HIV has a new role in cutting-edge genetic therapies in which the virus is rendered harmless but retains the power to infect cells and introduce genetic code, the Los Angeles Times reports. In December, physicians at the University of Pennsylvania announced they had cured a girl dying of leukemia using a variation of this technique. And now Italian scientists have successfully used deactivated HIV to cure children of two rare, fatal genetic diseases, including three young people with metachromatic leukodystrophy and three others with Wiskott-Aldrich syndrome. Both hereditary conditions are the consequence of genetic mutations that inhibit the body’s capacity to produce certain important enzymes. The investigators published their findings in the journal Science.
The investigators drew bone marrow stem cells from the study participants and then used an HIV-derived lentivirus to replace disease-causing genes in those cells with normal ones. Next they conducted a bone marrow transplant with the modified cells along with chemotherapy to kill off the old immune cells with the faulty genetic code.

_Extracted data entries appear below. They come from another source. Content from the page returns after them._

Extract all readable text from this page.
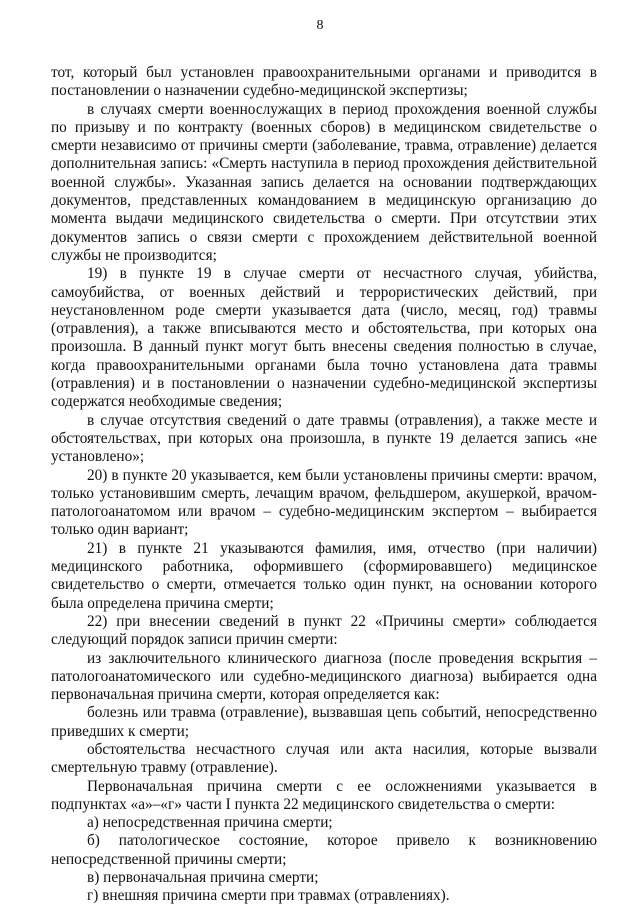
8

тот, который был установлен правоохранительными органами и приводится в постановлении о назначении судебно-медицинской экспертизы;

в случаях смерти военнослужащих в период прохождения военной службы по призыву и по контракту (военных сборов) в медицинском свидетельстве о смерти независимо от причины смерти (заболевание, травма, отравление) делается дополнительная запись: «Смерть наступила в период прохождения действительной военной службы». Указанная запись делается на основании подтверждающих документов, представленных командованием в медицинскую организацию до момента выдачи медицинского свидетельства о смерти. При отсутствии этих документов запись о связи смерти с прохождением действительной военной службы не производится;

19) в пункте 19 в случае смерти от несчастного случая, убийства, самоубийства, от военных действий и террористических действий, при неустановленном роде смерти указывается дата (число, месяц, год) травмы (отравления), а также вписываются место и обстоятельства, при которых она произошла. В данный пункт могут быть внесены сведения полностью в случае, когда правоохранительными органами была точно установлена дата травмы (отравления) и в постановлении о назначении судебно-медицинской экспертизы содержатся необходимые сведения;

в случае отсутствия сведений о дате травмы (отравления), а также месте и обстоятельствах, при которых она произошла, в пункте 19 делается запись «не установлено»;

20) в пункте 20 указывается, кем были установлены причины смерти: врачом, только установившим смерть, лечащим врачом, фельдшером, акушеркой, врачом-патологоанатомом или врачом – судебно-медицинским экспертом – выбирается только один вариант;

21) в пункте 21 указываются фамилия, имя, отчество (при наличии) медицинского работника, оформившего (сформировавшего) медицинское свидетельство о смерти, отмечается только один пункт, на основании которого была определена причина смерти;

22) при внесении сведений в пункт 22 «Причины смерти» соблюдается следующий порядок записи причин смерти:

из заключительного клинического диагноза (после проведения вскрытия – патологоанатомического или судебно-медицинского диагноза) выбирается одна первоначальная причина смерти, которая определяется как:

болезнь или травма (отравление), вызвавшая цепь событий, непосредственно приведших к смерти;

обстоятельства несчастного случая или акта насилия, которые вызвали смертельную травму (отравление).

Первоначальная причина смерти с ее осложнениями указывается в подпунктах «а»–«г» части I пункта 22 медицинского свидетельства о смерти:

а) непосредственная причина смерти;

б) патологическое состояние, которое привело к возникновению непосредственной причины смерти;

в) первоначальная причина смерти;

г) внешняя причина смерти при травмах (отравлениях).
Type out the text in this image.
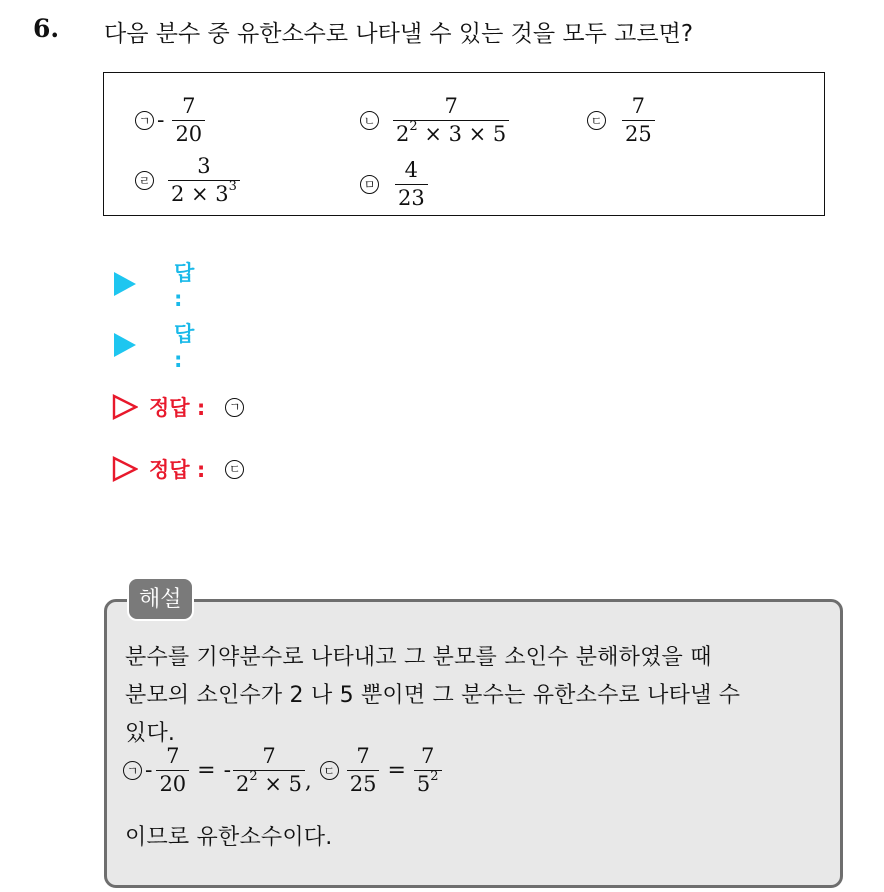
6. 다음 분수 중 유한소수로 나타낼 수 있는 것을 모두 고르면?
ㄱ - $\frac{7}{20}$	ㄴ $\frac{7}{2^2 \times 3 \times 5}$	ㄷ $\frac{7}{25}$
ㄹ $\frac{3}{2 \times 3^3}$	ㅁ $\frac{4}{23}$
답 :
답 :
정답 :	ㄱ
정답 :	ㄷ
해설
분수를 기약분수로 나타내고 그 분모를 소인수 분해하였을 때
분모의 소인수가 2 나 5 뿐이면 그 분수는 유한소수로 나타낼 수
있다.
ㄱ - $\frac{7}{20}$ = - $\frac{7}{2^2 \times 5}$ , ㄷ $\frac{7}{25} = \frac{7}{5^2}$
이므로 유한소수이다.
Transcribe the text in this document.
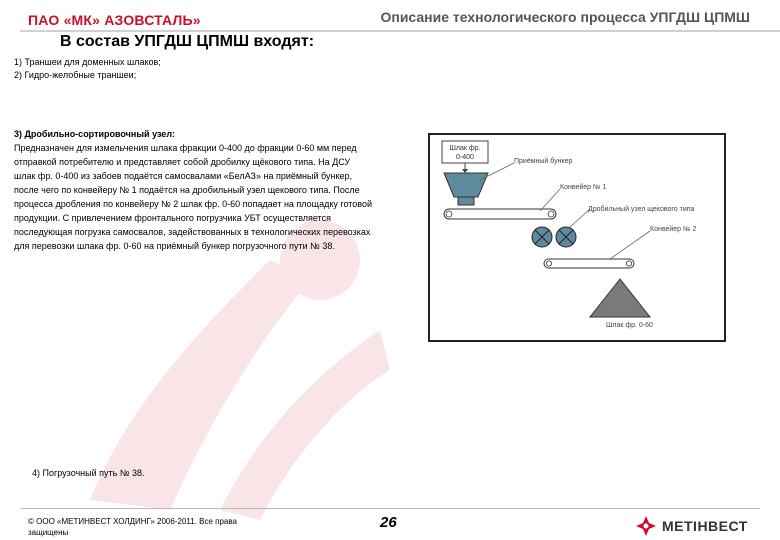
ПАО «МК» АЗОВСТАЛЬ»	Описание технологического процесса УПГДШ ЦПМШ
В состав УПГДШ ЦПМШ входят:
1) Траншеи для доменных шлаков;
2) Гидро-желобные траншеи;
3) Дробильно-сортировочный узел:
Предназначен для измельчения шлака фракции 0-400 до фракции 0-60 мм перед отправкой потребителю и представляет собой дробилку щёкового типа. На ДСУ шлак фр. 0-400 из забоев подаётся самосвалами «БелАЗ» на приёмный бункер, после чего по конвейеру № 1 подаётся на дробильный узел щекового типа. После процесса дробления по конвейеру № 2 шлак фр. 0-60 попадает на площадку готовой продукции. С привлечением фронтального погрузчика УБТ осуществляется последующая погрузка самосвалов, задействованных в технологических перевозках для перевозки шлака фр. 0-60 на приёмный бункер погрузочного пути № 38.
Шлак фр.
0-400
Приёмный бункер
Конвейер № 1
Дробильный узел щекового типа
Конвейер № 2
Шлак фр. 0-60
4) Погрузочный путь № 38.
© ООО «МЕТИНВЕСТ ХОЛДИНГ» 2006-2011. Все права защищены
26	МЕТІНВЕСТ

Throughout a nearly two-year follow-up period, 45 to 80 percent of the transplanted bone marrow cells produced the necessary proteins in the children with metachromatic leukodystrophy; the number was 25 to 40 percent for those with Wiskott-Aldrich syndrome.
“Three years after the start of the clinical trial, the results obtained from the first six patients are very encouraging: The therapy is not only safe, but also effective and able to change the clinical history of these severe diseases,” Luigi Naldini, MD, PhD, director of San Raffaele Telethon Institute for Gene Therapy (TIGET) in Milan, Italy, and the study’s head researcher, said in a release. “After 15 years of effort and our successes in the laboratory, but frustration as well, it’s really exciting to be able to give a concrete solution to the first patients.”